Another note from this analysis is that the accessory proteins might not be critical for SARS-CoV-2 integrity. Without those proteins, SARS-CoV-2 remains viable. ORF8 is truncated in the 22F clade and XBB lineage. A stop codon at position 8 of ORF8 is dominant in that clade/lineage. Stop codons were also present in ORF6 and ORF7A of some strains (not shown). The accessory proteins have been described to contribute to the pathogenesis of SARS-CoV-2 [10, 11]. Deletions in ORF7 and 8 have been associated with milder symptoms [23]. ORF8 interferes with host immune responses in various ways, including downregulating MHC class I molecules [24], antagonizing interferon [25], activating interleukin 17, and cytokine storms [26]. It is therefore reasonable to suggest that the truncated ORF8 is additional indirect evidence of lower virulence or attenuation, especially in clade 22E.

This study does not provide information for prediction of the outcomes of SARS-CoV-2 infection.
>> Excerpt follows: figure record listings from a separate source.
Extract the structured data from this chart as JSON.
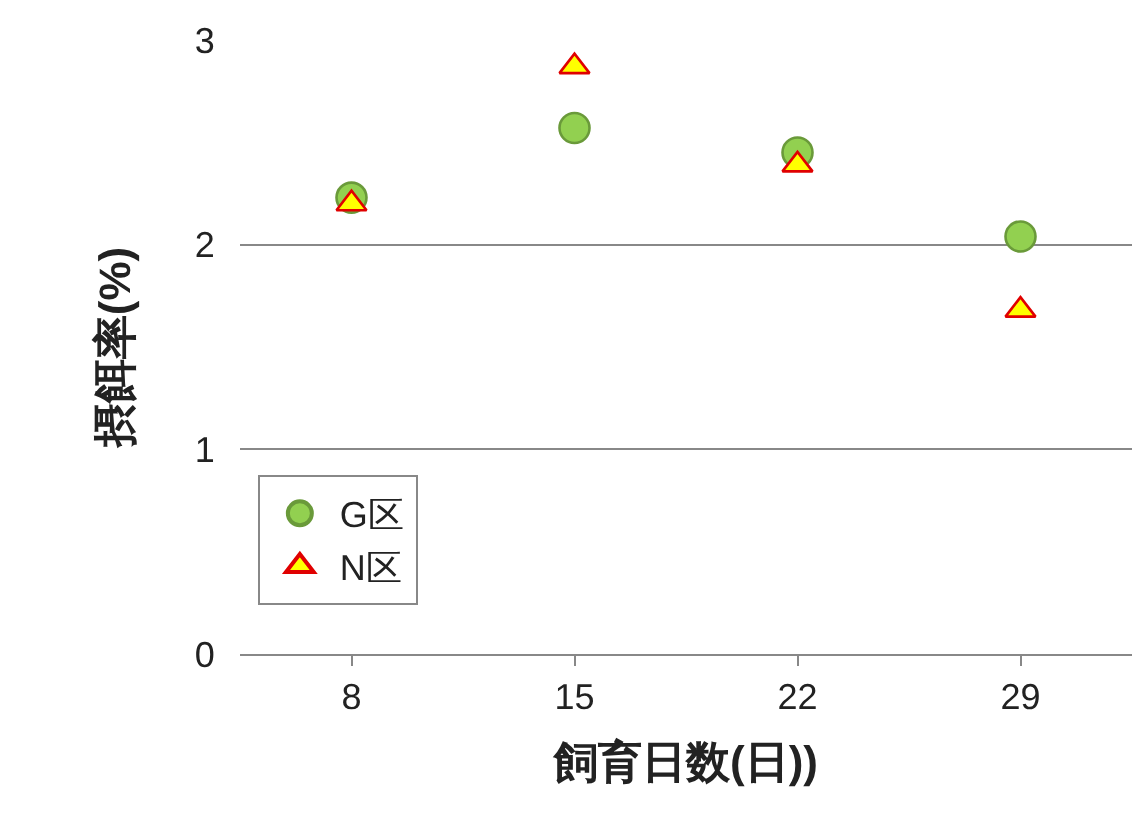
{
  "chart_data": {
    "type": "scatter",
    "xlabel": "飼育日数(日))",
    "ylabel": "摂餌率(%)",
    "categories": [
      "8",
      "15",
      "22",
      "29"
    ],
    "series": [
      {
        "name": "G区",
        "color": "#92d050",
        "marker": "circle",
        "values": [
          2.23,
          2.57,
          2.45,
          2.04
        ]
      },
      {
        "name": "N区",
        "color": "#ffff00",
        "marker": "triangle",
        "values": [
          2.2,
          2.87,
          2.39,
          1.68
        ]
      }
    ],
    "ylim": [
      0,
      3
    ],
    "yticks": [
      0,
      1,
      2,
      3
    ],
    "grid": "y",
    "legend": "bottom left"
  }
}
A scientific task force should be formed in each country to study the association of Omicron with the patient’s clinical status so that the public can be aware of whether any emerging variant or subvariant warrants a change in COVID-19 prevention protocols.

In conclusion, the indels and polymorphic amino acids across the whole genome of SARS-CoV-2 Omicron clades are either clade-specific or shared among clades. Del-28346-28354 in NC is unique to Omicron. Variation in the 3’-UTR are common to all clades/lineages, except clade 21K. Clade 21K has four unique indels and substitutions in ORF1AB and 14 in the spike protein, while the remaining sequence is homologous to that of Wuhan-Hu-1, which probably represents reverted indels/substitutions. ORF8 is truncated at amino acid 8 in the 22F clade and in the XBB lineage. Three indirect lines of evidence of SARS-CoV-2 attenuation in Omicron clades were identified, namely, the deletion in NC, the deletion in the 3’-UTR, and the truncation of ORF8 in the 22F clade and XBB lineage.